Salès fronça le sourcil et cessa de regarder la prêtresse. Son regard glissa vers Odile de Grèzes, puis se concentra sur la joute à pied qui commençait, entre deux liges du Comte de Grèzes. Les deux hommes présentaient leurs armes au Comte qui leva sa corne d'uros à leur attention, et, l'espace d'un instant, Néomaye Picte elle-même donna l'impression de n'exister que pour bénir les deux glaives. Mais dès que le combat commença, Salès murmura :

-Ce fait est d'une notoriété moindre, mais il n'y a rien dans cette notion qu'une âme perspicace ayant rencontré mon épouse n'eût pu deviner.
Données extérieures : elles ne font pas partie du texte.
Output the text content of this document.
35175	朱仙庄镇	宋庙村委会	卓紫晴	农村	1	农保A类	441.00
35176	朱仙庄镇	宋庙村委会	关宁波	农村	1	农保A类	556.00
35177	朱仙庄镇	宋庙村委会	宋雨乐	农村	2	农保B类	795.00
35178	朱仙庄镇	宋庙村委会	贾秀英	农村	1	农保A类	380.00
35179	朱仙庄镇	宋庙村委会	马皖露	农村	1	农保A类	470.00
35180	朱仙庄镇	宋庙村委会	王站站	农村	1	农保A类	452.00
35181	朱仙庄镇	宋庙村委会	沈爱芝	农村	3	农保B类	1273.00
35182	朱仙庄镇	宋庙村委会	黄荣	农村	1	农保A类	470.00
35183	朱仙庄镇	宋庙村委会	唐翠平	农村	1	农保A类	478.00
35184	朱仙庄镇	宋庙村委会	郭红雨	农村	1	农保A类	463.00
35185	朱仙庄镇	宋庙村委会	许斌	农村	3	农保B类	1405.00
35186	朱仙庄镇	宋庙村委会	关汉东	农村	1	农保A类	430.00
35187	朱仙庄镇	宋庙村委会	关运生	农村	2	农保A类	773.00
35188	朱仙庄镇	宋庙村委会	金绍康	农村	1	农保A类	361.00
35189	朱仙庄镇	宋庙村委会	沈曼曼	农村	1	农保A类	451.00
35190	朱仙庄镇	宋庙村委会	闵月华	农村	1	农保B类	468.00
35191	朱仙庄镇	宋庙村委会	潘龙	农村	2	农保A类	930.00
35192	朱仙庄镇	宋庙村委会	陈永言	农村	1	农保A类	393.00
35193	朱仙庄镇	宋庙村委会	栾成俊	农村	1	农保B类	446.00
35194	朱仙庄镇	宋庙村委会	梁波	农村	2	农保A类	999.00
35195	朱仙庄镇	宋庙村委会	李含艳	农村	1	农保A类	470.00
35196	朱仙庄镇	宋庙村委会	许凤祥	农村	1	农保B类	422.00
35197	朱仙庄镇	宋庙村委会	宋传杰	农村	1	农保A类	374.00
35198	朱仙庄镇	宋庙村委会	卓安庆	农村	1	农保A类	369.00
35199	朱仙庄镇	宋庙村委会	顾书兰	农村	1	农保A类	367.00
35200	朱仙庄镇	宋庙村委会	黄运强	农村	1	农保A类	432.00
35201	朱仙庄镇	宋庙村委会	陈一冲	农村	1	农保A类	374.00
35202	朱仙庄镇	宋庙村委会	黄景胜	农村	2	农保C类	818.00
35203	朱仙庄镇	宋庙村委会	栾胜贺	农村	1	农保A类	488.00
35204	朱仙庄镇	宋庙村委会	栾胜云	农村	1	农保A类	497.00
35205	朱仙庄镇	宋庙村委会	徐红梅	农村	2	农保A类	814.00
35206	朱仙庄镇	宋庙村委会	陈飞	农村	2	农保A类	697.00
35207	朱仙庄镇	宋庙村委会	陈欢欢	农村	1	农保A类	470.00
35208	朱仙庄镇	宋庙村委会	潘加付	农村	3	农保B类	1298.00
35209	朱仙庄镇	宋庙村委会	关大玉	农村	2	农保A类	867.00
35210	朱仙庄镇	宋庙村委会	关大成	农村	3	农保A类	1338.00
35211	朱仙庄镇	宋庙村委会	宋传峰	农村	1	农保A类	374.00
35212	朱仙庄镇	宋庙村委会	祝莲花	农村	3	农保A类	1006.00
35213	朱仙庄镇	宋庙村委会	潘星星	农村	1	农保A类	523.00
Un sourire étira les fines lèvres de la prêtresse.

-Vous avez une ride sur le front, quand vous êtes contrarié ; et votre contrariété dit tellement de choses, seigneur de Capio ! »
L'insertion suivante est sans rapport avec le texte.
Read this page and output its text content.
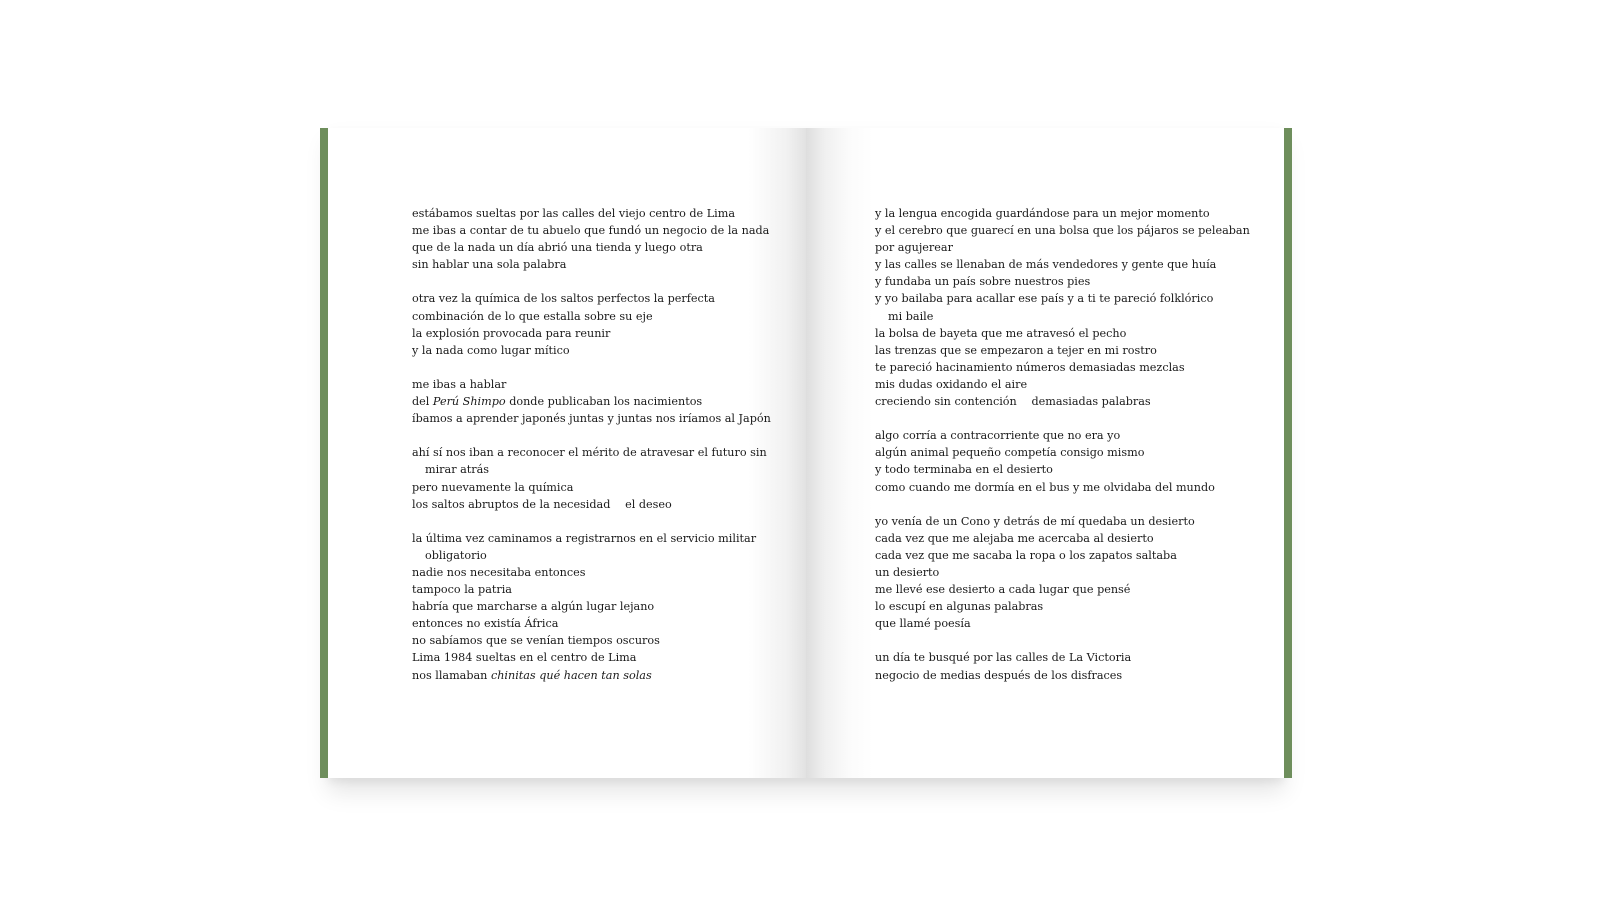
estábamos sueltas por las calles del viejo centro de Lima
me ibas a contar de tu abuelo que fundó un negocio de la nada
que de la nada un día abrió una tienda y luego otra
sin hablar una sola palabra
otra vez la química de los saltos perfectos la perfecta
combinación de lo que estalla sobre su eje
la explosión provocada para reunir
y la nada como lugar mítico
me ibas a hablar
del Perú Shimpo donde publicaban los nacimientos
íbamos a aprender japonés juntas y juntas nos iríamos al Japón
ahí sí nos iban a reconocer el mérito de atravesar el futuro sin
mirar atrás
pero nuevamente la química
los saltos abruptos de la necesidad  el deseo
la última vez caminamos a registrarnos en el servicio militar
obligatorio
nadie nos necesitaba entonces
tampoco la patria
habría que marcharse a algún lugar lejano
entonces no existía África
no sabíamos que se venían tiempos oscuros
Lima 1984 sueltas en el centro de Lima
nos llamaban chinitas qué hacen tan solas
y la lengua encogida guardándose para un mejor momento
y el cerebro que guarecí en una bolsa que los pájaros se peleaban
por agujerear
y las calles se llenaban de más vendedores y gente que huía
y fundaba un país sobre nuestros pies
y yo bailaba para acallar ese país y a ti te pareció folklórico
mi baile
la bolsa de bayeta que me atravesó el pecho
las trenzas que se empezaron a tejer en mi rostro
te pareció hacinamiento números demasiadas mezclas
mis dudas oxidando el aire
creciendo sin contención  demasiadas palabras
algo corría a contracorriente que no era yo
algún animal pequeño competía consigo mismo
y todo terminaba en el desierto
como cuando me dormía en el bus y me olvidaba del mundo
yo venía de un Cono y detrás de mí quedaba un desierto
cada vez que me alejaba me acercaba al desierto
cada vez que me sacaba la ropa o los zapatos saltaba
un desierto
me llevé ese desierto a cada lugar que pensé
lo escupí en algunas palabras
que llamé poesía
un día te busqué por las calles de La Victoria
negocio de medias después de los disfraces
À partir de ce moment, Salès compta les heures avant son départ de Mimata. Il avait fini par tout détester de cette grande ville où il avait pourtant, jadis, eu plaisir à se promener ; il détestait le Comte de Grèzes qui le faisait languir sur les termes définitifs du contrat nuptial ; il détestait les rêves maussades qu'il en faisait et qui étaient impuissants à le guider ; il détestait ne pouvoir deviser avec son seigneur sur la suite à tenir - ils avaient convenu de ne rien dire par des pigeons, qui pouvaient se perdre, par hasard ou par malice - ; il détestait savoir son épouse seule dans un château qu'elle ne connaissait pas, quand il aurait dû lui en apprendre tous les secrets ; il détestait ces thermes au luxe tapageur et cette foule aveugle qui s'y pressait ; il détestait surtout Néomaye Picte et sa voix enfantine ; il détestait enfin Odile de Grèzes, Elisa Montejoie, et même Eufrasia du Tournel, dont l'absence laissait le Comte à la merci de la prêtresse. En dépit du préjugé favorable qui l'auréolait, Salès se méfiait de cette femme. On avait beau dire que Néomaye Picte était là avant le monde, qu'elle n'avait pas d'âge et qu'ayant été là depuis leurs aïeux, elle était une mère pour tous, pour Salès, c'était une femme, une femme vulgaire qui se présentait devant la foule en chainse transparente, si bien qu'il n'y avait de son intimité plus rien à deviner, une femme qui grimait son visage et jouait avec le cœur des gens. Lui apprendrait-on qu'elle écartait les jambes pour le Comte, il n'en serait pas surpris ; seul l'amour du Comte pour sa Comtesse, dont il avait été témoin, le rassurait sur ce point.

Malgré son impatience, Salès dut encore subir deux jours de foire, durant lesquels il faussa compagnie au Comte, et un banquet de clôture, auquel il ne put se soustraire, car il était prévu d'annoncer formellement la noce à venir au début des agapes ; il était donc plus que jamais l'invité d'honneur de la table comtale.